Adrien Absolu ouvre le bal. Dans un accès de nostalgie gainsbourienne, il évoque comment « l’E dans l’O » (qui occupait une place de choix sur nos vieilles Remington) fut mis au banc des 224 caractères UNICODE de langue latine retenus lors de la réunion historique qui stabilisa les premiers programmes informatiques au début des années 80. Une ligature qui ne sera que tardivement réhabilitée lors de la mise à plat occasionnée par… le passage à l’euro et l’introduction du € dans nos machines… A quelque chose malheur est bon, devront bien concéder les eurosceptiques.

 

Mais l’œuf se brouille, se déploie, se répand.

 

On s’éprendra, sous la plume de Luvan, de la miraculeuse fécondité du Ginkgo biloba, unique représentant de la plus ancienne et plus résistante famille d’arbres connue au monde. On verra comment une vulgaire cuve ovoïde peut renfermer les secrets de fabrication d’un merveilleux vin bio à Cahuzac-sur-Vère (Lucie Combes).
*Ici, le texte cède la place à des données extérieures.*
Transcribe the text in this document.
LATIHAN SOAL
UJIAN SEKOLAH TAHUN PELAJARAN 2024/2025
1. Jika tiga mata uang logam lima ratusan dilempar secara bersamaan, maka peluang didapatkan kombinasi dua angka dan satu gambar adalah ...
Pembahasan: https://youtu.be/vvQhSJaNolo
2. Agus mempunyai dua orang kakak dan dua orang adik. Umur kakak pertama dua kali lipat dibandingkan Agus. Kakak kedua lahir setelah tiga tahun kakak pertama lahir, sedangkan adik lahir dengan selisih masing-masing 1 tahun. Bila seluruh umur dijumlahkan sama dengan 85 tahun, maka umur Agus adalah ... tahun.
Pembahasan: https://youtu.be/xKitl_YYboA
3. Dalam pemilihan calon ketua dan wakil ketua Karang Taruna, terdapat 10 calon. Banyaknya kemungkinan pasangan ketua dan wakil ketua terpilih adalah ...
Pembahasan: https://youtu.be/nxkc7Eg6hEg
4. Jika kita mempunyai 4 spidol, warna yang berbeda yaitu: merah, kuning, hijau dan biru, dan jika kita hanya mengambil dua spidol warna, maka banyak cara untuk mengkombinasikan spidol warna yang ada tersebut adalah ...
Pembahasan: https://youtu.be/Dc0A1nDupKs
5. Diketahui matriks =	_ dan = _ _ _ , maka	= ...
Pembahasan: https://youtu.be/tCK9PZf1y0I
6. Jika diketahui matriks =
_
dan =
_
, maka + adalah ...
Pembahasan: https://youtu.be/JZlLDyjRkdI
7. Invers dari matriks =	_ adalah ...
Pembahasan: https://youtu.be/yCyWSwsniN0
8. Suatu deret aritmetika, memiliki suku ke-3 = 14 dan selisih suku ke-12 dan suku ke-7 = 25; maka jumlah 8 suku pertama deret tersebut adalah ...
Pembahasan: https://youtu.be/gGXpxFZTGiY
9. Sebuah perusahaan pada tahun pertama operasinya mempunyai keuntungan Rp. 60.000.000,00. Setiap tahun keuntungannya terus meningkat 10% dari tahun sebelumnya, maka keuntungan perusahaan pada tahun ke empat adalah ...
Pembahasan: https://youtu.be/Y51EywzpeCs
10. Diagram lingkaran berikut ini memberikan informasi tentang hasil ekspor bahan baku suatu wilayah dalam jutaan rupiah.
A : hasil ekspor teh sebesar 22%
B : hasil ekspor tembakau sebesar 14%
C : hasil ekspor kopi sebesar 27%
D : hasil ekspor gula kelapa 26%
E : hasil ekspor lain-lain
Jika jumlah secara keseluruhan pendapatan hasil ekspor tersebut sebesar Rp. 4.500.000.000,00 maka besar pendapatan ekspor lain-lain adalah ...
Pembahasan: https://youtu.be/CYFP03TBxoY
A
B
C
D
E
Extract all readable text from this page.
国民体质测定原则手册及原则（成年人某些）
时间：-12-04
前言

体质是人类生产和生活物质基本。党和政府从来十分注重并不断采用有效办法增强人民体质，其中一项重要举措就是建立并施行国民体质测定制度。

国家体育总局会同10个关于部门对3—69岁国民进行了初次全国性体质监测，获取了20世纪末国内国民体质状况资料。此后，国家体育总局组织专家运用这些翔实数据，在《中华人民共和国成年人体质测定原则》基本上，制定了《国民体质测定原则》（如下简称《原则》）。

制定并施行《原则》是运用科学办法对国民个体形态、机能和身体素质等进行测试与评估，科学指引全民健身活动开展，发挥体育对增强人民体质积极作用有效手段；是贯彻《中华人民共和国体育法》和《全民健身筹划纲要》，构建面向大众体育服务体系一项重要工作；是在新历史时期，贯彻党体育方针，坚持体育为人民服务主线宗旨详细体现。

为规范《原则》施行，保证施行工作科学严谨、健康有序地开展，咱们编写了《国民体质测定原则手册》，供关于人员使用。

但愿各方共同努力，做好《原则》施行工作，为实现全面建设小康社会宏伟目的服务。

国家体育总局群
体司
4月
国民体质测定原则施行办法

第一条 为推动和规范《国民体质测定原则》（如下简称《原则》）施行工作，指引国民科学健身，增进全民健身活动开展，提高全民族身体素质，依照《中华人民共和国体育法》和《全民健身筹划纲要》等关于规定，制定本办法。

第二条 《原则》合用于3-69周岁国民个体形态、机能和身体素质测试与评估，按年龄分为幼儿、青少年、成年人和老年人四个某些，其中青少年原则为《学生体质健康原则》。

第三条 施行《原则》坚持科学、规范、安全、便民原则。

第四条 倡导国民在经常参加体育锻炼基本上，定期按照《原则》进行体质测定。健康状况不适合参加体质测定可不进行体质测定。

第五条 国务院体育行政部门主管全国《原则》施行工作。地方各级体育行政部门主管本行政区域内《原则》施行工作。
Une politique fiction rondement menée (Antoine Bureau) nous sensibilisera aux retombées possibles d’une panne de pondaison de la gente gallinacée, au moins aussi redoutable que la grève de l’amour que mènent les femmes du Lysistrata d’Aristophane. Il sera question d’un corps qui ne parvient pas à sortir de son corps dans un portrait touchant ( « L’homme-nid ») que nous brosse Sybille Cornet et Clément Thiry. On s’exposera à une humanité morte dans l’œuf, du côté de quelque zone radio-active qui n’est pas sans rappeler Tchernobyl (Aïko Solokvine). On découvrira encore une tête d’œuf experte en trading et en street fight (Laurent Toulouse) ainsi que la genèse de « l’omelette Jackson Pollocks », recette inventée et réalisée pour l’occasion par la cheffe étoilée Sang-Hoon Degeimbre (et consignée par Valentine Bonomo, directrice de la revue).

 

Ce n’est là qu’un échantillon des quelque trente-huit contributions qui composent le numéro. A des textes plus calibrés dans leur forme font écho des notices décalées, des incises poétiques, des boutures de toutes sortes qui s’agencent avec une liberté soignée autour du fil rouge (qui est plutôt ici jaune et blanc) : un fil ténu, qui parfois se distend, parfois se resserre, mais ne cède jamais tout à fait.

 

La revue, comme précédemment, fait une part belle aux contributions graphiques : photographies, croquis, plans, dessins de création accompagnent les textes ou s’invitent au premier plan. A souligner notamment : l’alphabet dessiné de Luc Schuiten – quelques beaux traits sûrs et épurés pour une divagation cratyléenne (la lettre figure la chose) où le Œ de l’œuf se voit réinscrit dans la démocratique série des lettres qui le suivent et le précèdent ; ou l’étonnante gamme de bouches en cul de poule de Grégory Voivenel dont la première d’entre elles, saisie en plan très rapproché sur une pleine double page, produit un effet disruptif, mi-monstrueux, mi-sulfureux.

 

Quelques rubriques permanentes, fidèles à la revue depuis sa création, ponctuent encore ce numéro. Citons parmi elles la séquence « métèque » où un non-francophone joue des effets de résonance entre sa langue et le français. C’est ici Joan Calvet Casajuana qui brode quelques souvenirs historiques imaginaires autour des huevos testiculaires que l’espagnol lui a laissés en dépôt.

 

Promesse, espérons-le, d’une fertilité au long cours pour cette revue de belle tenue, qui semble avoir une fois pour toutes tourné le dos à la morosité.